Then last Thursday, I spoke with Blake Mycoskie.
The Entrepreneur Behind Toms, and the global one-for-one movement about the hidden emotional cost of achievement, burnout, mental health, and why external success can never fully heal the feeling of never being enough.
And in many ways, those conversations lead directly into today's episode, because once we begin rebuilding our lives, another question naturally emerges.
How do we actually sustain change once life moves forward again?
Because most people don't struggle with insight, they struggle with consistency.
They know what matters.
They know what needs to change.
They know the habits, relationships, thought patterns, or behaviors that are quietly holding them back.

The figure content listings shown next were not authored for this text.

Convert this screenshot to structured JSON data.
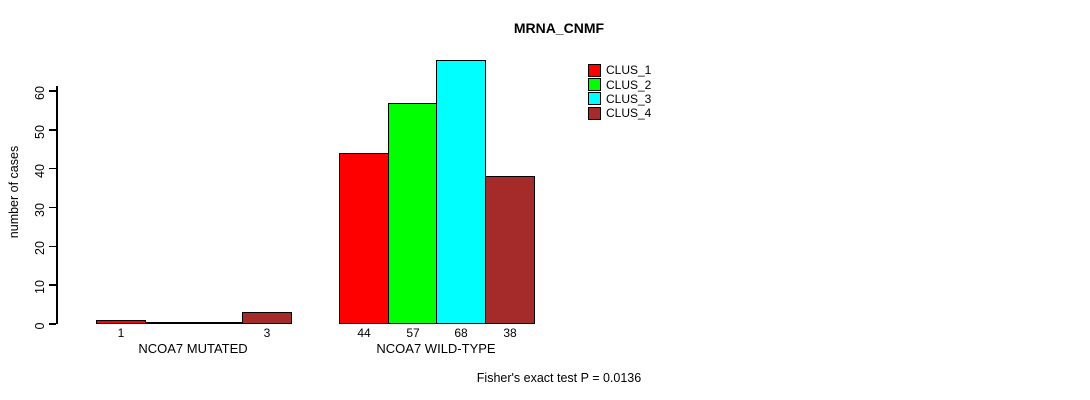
{
  "title": "MRNA_CNMF",
  "y_axis": {
    "label": "number of cases",
    "ticks": [
      0,
      10,
      20,
      30,
      40,
      50,
      60
    ]
  },
  "footer": "Fisher's exact test P = 0.0136",
  "legend": {
    "items": [
      {
        "label": "CLUS_1",
        "color": "#FF0000"
      },
      {
        "label": "CLUS_2",
        "color": "#00FF00"
      },
      {
        "label": "CLUS_3",
        "color": "#00FFFF"
      },
      {
        "label": "CLUS_4",
        "color": "#A52A2A"
      }
    ]
  },
  "chart_data": {
    "type": "bar",
    "title": "MRNA_CNMF",
    "xlabel": "",
    "ylabel": "number of cases",
    "ylim": [
      0,
      68
    ],
    "yticks": [
      0,
      10,
      20,
      30,
      40,
      50,
      60
    ],
    "grid": false,
    "legend_position": "top-right-inside",
    "categories": [
      "NCOA7 MUTATED",
      "NCOA7 WILD-TYPE"
    ],
    "series": [
      {
        "name": "CLUS_1",
        "color": "#FF0000",
        "values": [
          1,
          44
        ]
      },
      {
        "name": "CLUS_2",
        "color": "#00FF00",
        "values": [
          0,
          57
        ]
      },
      {
        "name": "CLUS_3",
        "color": "#00FFFF",
        "values": [
          0,
          68
        ]
      },
      {
        "name": "CLUS_4",
        "color": "#A52A2A",
        "values": [
          3,
          38
        ]
      }
    ],
    "bar_value_labels": [
      [
        "1",
        "",
        "",
        "3"
      ],
      [
        "44",
        "57",
        "68",
        "38"
      ]
    ],
    "annotation": "Fisher's exact test P = 0.0136"
  }
}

The real challenge is learning how to create meaningful transformations in a way that lasts.
And honestly, that's why I wanted to bring back my friend Eric Zimmer onto the show.

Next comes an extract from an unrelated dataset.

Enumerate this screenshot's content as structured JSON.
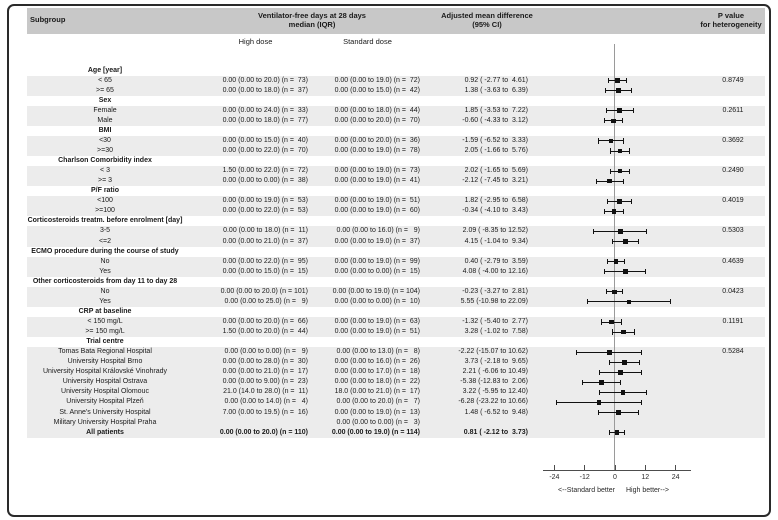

Eric is the host of the acclaimed podcast, The One You Feed, someone I deeply respect and one of the most thoughtful voices I know when it comes to behavioral change, self-awareness, and personal growth.

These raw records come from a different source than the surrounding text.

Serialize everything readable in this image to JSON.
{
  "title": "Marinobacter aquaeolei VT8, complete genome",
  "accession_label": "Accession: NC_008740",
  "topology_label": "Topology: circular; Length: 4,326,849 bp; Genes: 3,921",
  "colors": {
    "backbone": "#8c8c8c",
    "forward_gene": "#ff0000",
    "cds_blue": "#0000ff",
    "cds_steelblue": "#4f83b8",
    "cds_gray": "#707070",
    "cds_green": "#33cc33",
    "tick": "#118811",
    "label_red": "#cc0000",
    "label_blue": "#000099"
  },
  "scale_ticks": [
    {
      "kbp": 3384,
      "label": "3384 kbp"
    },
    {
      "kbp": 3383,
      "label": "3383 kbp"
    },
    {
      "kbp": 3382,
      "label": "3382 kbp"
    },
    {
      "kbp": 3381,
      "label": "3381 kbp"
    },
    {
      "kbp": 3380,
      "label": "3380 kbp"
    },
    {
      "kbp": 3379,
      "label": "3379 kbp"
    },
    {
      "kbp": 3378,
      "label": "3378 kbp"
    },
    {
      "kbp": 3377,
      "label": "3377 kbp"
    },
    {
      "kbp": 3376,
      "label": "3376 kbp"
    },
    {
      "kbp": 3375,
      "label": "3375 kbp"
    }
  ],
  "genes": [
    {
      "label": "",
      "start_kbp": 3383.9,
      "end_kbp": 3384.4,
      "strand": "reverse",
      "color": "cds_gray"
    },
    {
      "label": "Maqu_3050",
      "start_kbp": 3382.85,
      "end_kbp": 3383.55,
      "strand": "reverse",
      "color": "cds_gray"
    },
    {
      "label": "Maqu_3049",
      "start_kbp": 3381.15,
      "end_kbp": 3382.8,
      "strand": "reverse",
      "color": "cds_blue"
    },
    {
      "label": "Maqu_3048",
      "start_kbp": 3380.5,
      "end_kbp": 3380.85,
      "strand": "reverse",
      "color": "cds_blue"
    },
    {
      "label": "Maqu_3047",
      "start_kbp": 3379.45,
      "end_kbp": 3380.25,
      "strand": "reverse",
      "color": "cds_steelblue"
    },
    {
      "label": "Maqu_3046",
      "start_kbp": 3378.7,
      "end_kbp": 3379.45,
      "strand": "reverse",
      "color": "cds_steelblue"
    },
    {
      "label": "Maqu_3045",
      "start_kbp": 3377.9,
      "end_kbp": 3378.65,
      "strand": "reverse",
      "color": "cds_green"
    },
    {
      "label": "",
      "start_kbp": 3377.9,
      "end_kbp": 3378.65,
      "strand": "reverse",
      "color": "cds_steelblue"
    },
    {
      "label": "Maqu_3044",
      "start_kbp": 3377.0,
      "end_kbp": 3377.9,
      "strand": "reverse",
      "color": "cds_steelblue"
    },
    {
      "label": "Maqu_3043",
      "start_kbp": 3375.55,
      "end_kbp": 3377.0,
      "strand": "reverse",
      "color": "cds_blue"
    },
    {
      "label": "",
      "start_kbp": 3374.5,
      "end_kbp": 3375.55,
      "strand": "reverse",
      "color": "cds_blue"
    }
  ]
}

In today's conversation, we discuss his powerful new book, How a Little Becomes a Lot.
which explores why lasting transformation rarely happens through dramatic reinvention and almost always happens through small repeated choices over time.
What I appreciated most about our conversation is that Eric doesn't approach change from the perspective of optimization culture or self-improvement performance.
He approaches it from the perspective of being human.
We talk about why so many people abandon change in the long middle after the initial excitement fades.
We explore self-compassion, rebuilding trust with yourself after setbacks, learning how to stay present in uncertainty, and why tiny daily behaviors quietly shape the trajectory of our lives far more than dramatic moments ever do.